The Action Contradicts the Headline
This is worth slowing down on. When a senior figure at the world's largest asset manager tells you he is bullish on an asset while simultaneously reducing his exposure to it, the trade is the news, not the comment. Rieder did not sell IBIT because he turned bearish on $BTC. He sold it because, in his assessment, tech, credit, and EM debt are offering better near-term returns than a spot Bitcoin wrapper.
That is a relative-value call, not an endorsement. It is also a useful reminder that "long-term bullish" is one of the cheapest phrases in markets — it carries no position size, no time horizon, and no accountability.
What IBIT Actually Is
IBIT is BlackRock's spot Bitcoin ETF, a product the firm launched and has aggressively marketed as a vehicle for institutional and retail investors seeking regulated Bitcoin exposure. The fact that one of BlackRock's most prominent portfolio managers is using it as a liquidity source — something to trim when better opportunities appear elsewhere — tells you something about how it functions inside a diversified book: as a tradeable allocation, not a conviction hold.
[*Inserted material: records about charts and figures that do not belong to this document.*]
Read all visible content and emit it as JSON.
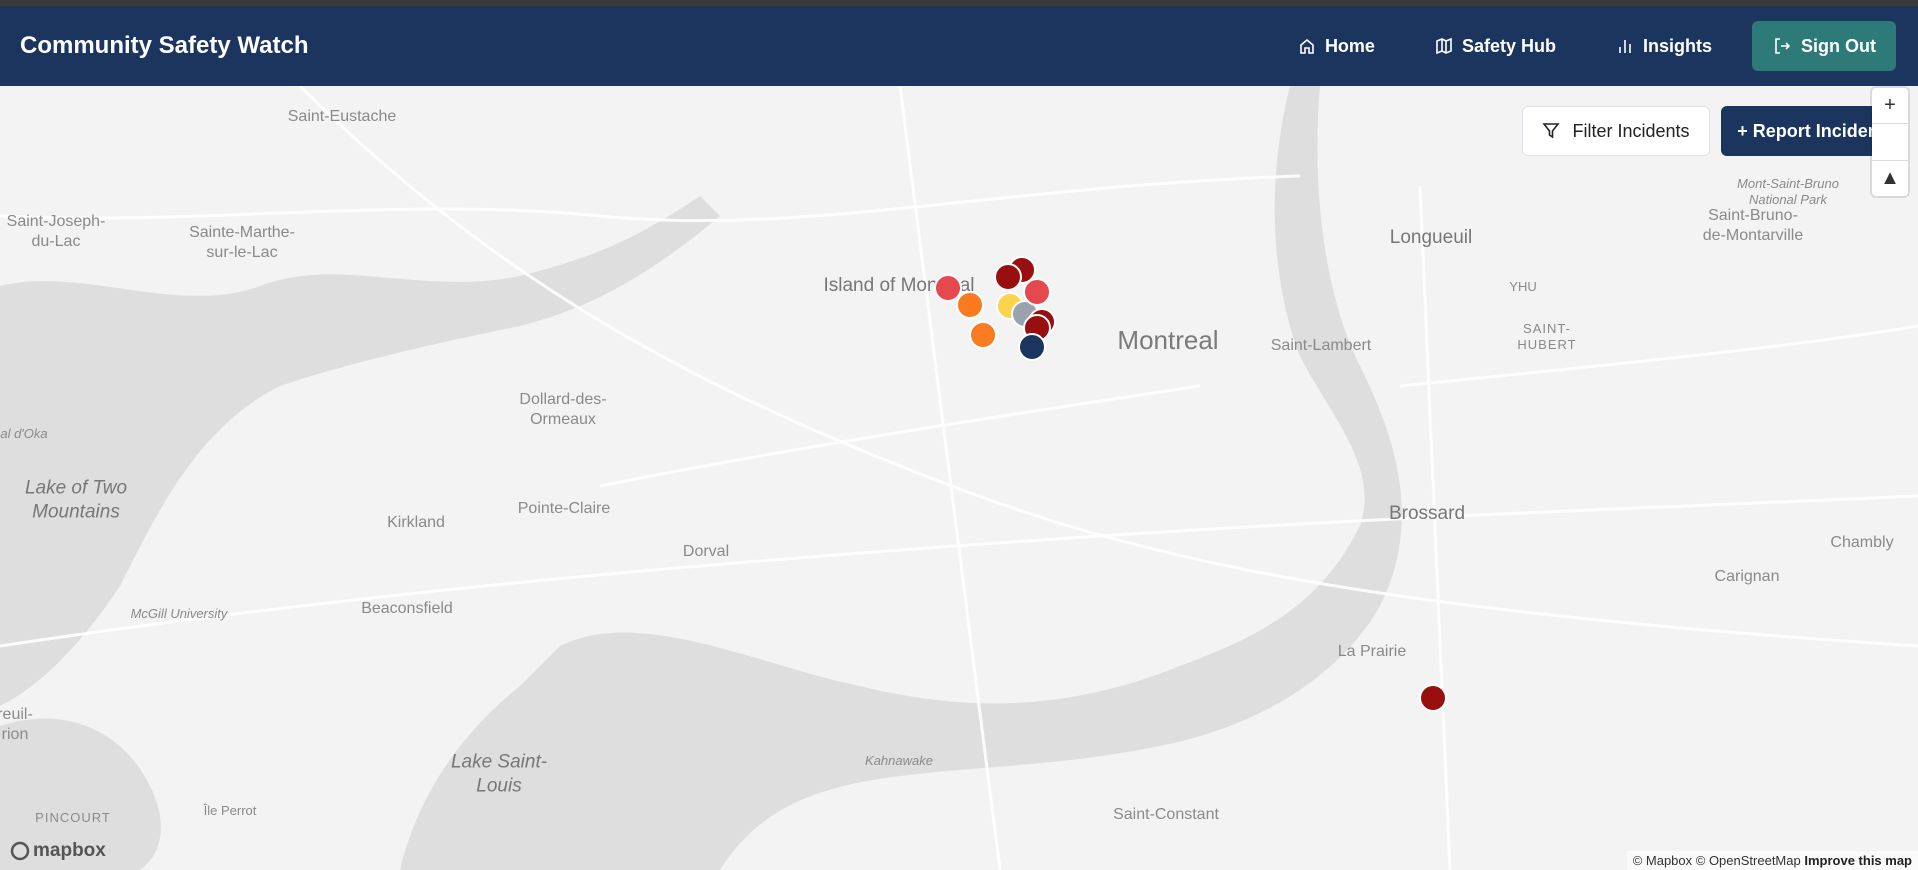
{
  "header": {
    "title": "Community Safety Watch",
    "nav": [
      {
        "label": "Home",
        "icon": "home-icon"
      },
      {
        "label": "Safety Hub",
        "icon": "map-icon"
      },
      {
        "label": "Insights",
        "icon": "bar-chart-icon"
      }
    ],
    "sign_out": "Sign Out"
  },
  "toolbar": {
    "filter": "Filter Incidents",
    "report": "+ Report Incident"
  },
  "map_controls": {
    "zoom_in": "+",
    "compass": "▲"
  },
  "labels": {
    "saint_eustache": "Saint-Eustache",
    "saint_joseph": "Saint-Joseph-\ndu-Lac",
    "sainte_marthe": "Sainte-Marthe-\nsur-le-Lac",
    "island": "Island of Montreal",
    "montreal": "Montreal",
    "longueuil": "Longueuil",
    "yhu": "YHU",
    "saint_hubert": "SAINT-\nHUBERT",
    "saint_lambert": "Saint-Lambert",
    "mont_saint_bruno": "Mont-Saint-Bruno\nNational Park",
    "saint_bruno": "Saint-Bruno-\nde-Montarville",
    "dollard": "Dollard-des-\nOrmeaux",
    "lake_two_mountains": "Lake of Two\nMountains",
    "pointe_claire": "Pointe-Claire",
    "kirkland": "Kirkland",
    "dorval": "Dorval",
    "beaconsfield": "Beaconsfield",
    "mcgill": "McGill University",
    "brossard": "Brossard",
    "chambly": "Chambly",
    "carignan": "Carignan",
    "la_prairie": "La Prairie",
    "kahnawake": "Kahnawake",
    "lake_saint_louis": "Lake Saint-\nLouis",
    "saint_constant": "Saint-Constant",
    "ile_perrot": "Île Perrot",
    "pincourt": "PINCOURT",
    "oka": "al d'Oka",
    "vaudreuil": "reuil-\nrion"
  },
  "markers": [
    {
      "color": "#e5484d"
    },
    {
      "color": "#f97a1f"
    },
    {
      "color": "#f97a1f"
    },
    {
      "color": "#fcd34d"
    },
    {
      "color": "#99a2ae"
    },
    {
      "color": "#990f0f"
    },
    {
      "color": "#990f0f"
    },
    {
      "color": "#e5484d"
    },
    {
      "color": "#990f0f"
    },
    {
      "color": "#990f0f"
    },
    {
      "color": "#1c355e"
    },
    {
      "color": "#990f0f"
    }
  ],
  "attribution": {
    "text": "© Mapbox © OpenStreetMap",
    "improve": "Improve this map"
  },
  "logo": "mapbox"
}
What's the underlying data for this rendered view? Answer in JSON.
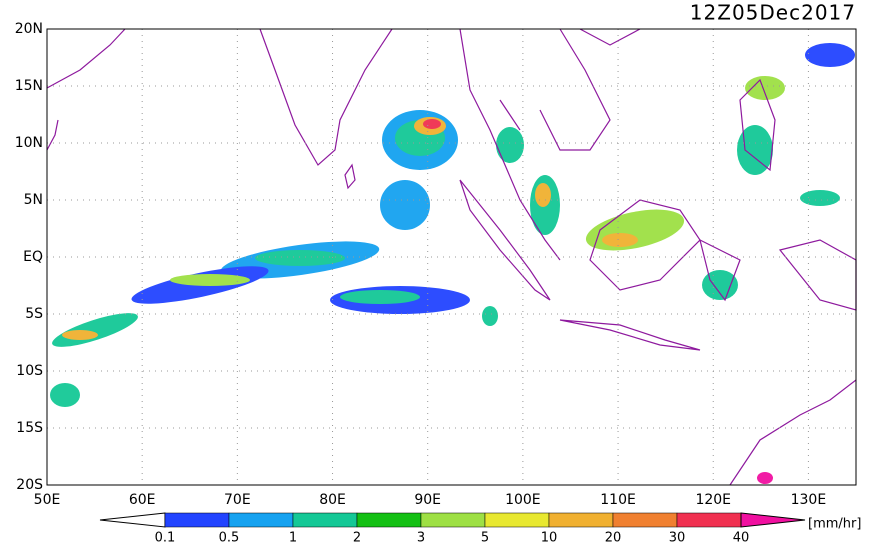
{
  "title": "12Z05Dec2017",
  "lon_lim": [
    50,
    135
  ],
  "lat_lim": [
    -20,
    20
  ],
  "lon_ticks": [
    {
      "value": 50,
      "label": "50E"
    },
    {
      "value": 60,
      "label": "60E"
    },
    {
      "value": 70,
      "label": "70E"
    },
    {
      "value": 80,
      "label": "80E"
    },
    {
      "value": 90,
      "label": "90E"
    },
    {
      "value": 100,
      "label": "100E"
    },
    {
      "value": 110,
      "label": "110E"
    },
    {
      "value": 120,
      "label": "120E"
    },
    {
      "value": 130,
      "label": "130E"
    }
  ],
  "lat_ticks": [
    {
      "value": 20,
      "label": "20N"
    },
    {
      "value": 15,
      "label": "15N"
    },
    {
      "value": 10,
      "label": "10N"
    },
    {
      "value": 5,
      "label": "5N"
    },
    {
      "value": 0,
      "label": "EQ"
    },
    {
      "value": -5,
      "label": "5S"
    },
    {
      "value": -10,
      "label": "10S"
    },
    {
      "value": -15,
      "label": "15S"
    },
    {
      "value": -20,
      "label": "20S"
    }
  ],
  "colorbar": {
    "levels": [
      0.1,
      0.5,
      1,
      2,
      3,
      5,
      10,
      20,
      30,
      40
    ],
    "colors": [
      "#ffffff",
      "#2244ff",
      "#16a2f0",
      "#14c896",
      "#14c014",
      "#9ee044",
      "#e8e830",
      "#f0b030",
      "#f08030",
      "#f03050",
      "#f010a0"
    ],
    "unit": "[mm/hr]"
  }
}
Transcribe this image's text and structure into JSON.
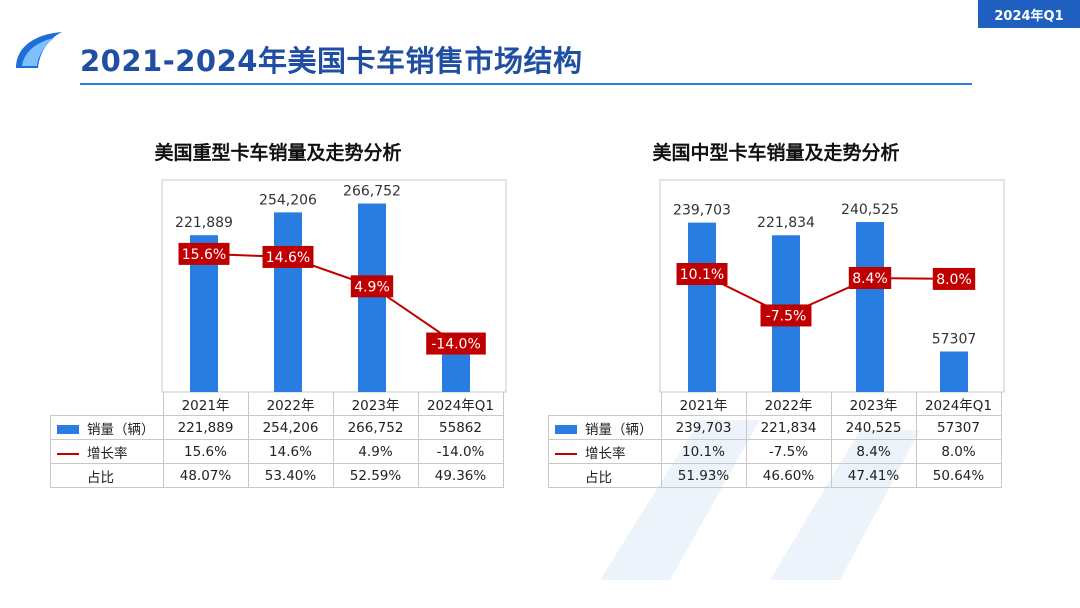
{
  "corner_tag": "2024年Q1",
  "page_title": "2021-2024年美国卡车销售市场结构",
  "colors": {
    "bar": "#2a7de0",
    "line": "#c00000",
    "accent": "#1f4ea3"
  },
  "chart_data": [
    {
      "type": "bar",
      "title": "美国重型卡车销量及走势分析",
      "categories": [
        "2021年",
        "2022年",
        "2023年",
        "2024年Q1"
      ],
      "ylim": [
        0,
        300000
      ],
      "grid": false,
      "series": [
        {
          "name": "销量（辆）",
          "type": "bar",
          "values": [
            221889,
            254206,
            266752,
            55862
          ],
          "labels": [
            "221,889",
            "254,206",
            "266,752",
            "55862"
          ]
        },
        {
          "name": "增长率",
          "type": "line",
          "values": [
            15.6,
            14.6,
            4.9,
            -14.0
          ],
          "labels": [
            "15.6%",
            "14.6%",
            "4.9%",
            "-14.0%"
          ]
        }
      ],
      "share": {
        "name": "占比",
        "labels": [
          "48.07%",
          "53.40%",
          "52.59%",
          "49.36%"
        ]
      },
      "growth_range": [
        -30,
        40
      ]
    },
    {
      "type": "bar",
      "title": "美国中型卡车销量及走势分析",
      "categories": [
        "2021年",
        "2022年",
        "2023年",
        "2024年Q1"
      ],
      "ylim": [
        0,
        300000
      ],
      "grid": false,
      "series": [
        {
          "name": "销量（辆）",
          "type": "bar",
          "values": [
            239703,
            221834,
            240525,
            57307
          ],
          "labels": [
            "239,703",
            "221,834",
            "240,525",
            "57307"
          ]
        },
        {
          "name": "增长率",
          "type": "line",
          "values": [
            10.1,
            -7.5,
            8.4,
            8.0
          ],
          "labels": [
            "10.1%",
            "-7.5%",
            "8.4%",
            "8.0%"
          ]
        }
      ],
      "share": {
        "name": "占比",
        "labels": [
          "51.93%",
          "46.60%",
          "47.41%",
          "50.64%"
        ]
      },
      "growth_range": [
        -40,
        50
      ]
    }
  ]
}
That is not inherently damning. All liquid assets get trimmed. But it does puncture the narrative that institutional adoption of spot Bitcoin ETFs represents a structural, permanent reallocation. For Rieder, at this moment, tech and EM debt cleared a higher bar.
The Broader Signal
The rotation Rieder described — out of Bitcoin and into credit and emerging markets — reflects a broader question active managers are currently working through: does $BTC still offer uncorrelated upside, or has it become just another risk-on asset that underperforms when credit spreads tighten and growth equities rally?
Rieder's move suggests he sees more value in the latter categories right now. Whether that judgment proves correct will matter more than his long-term view ever will.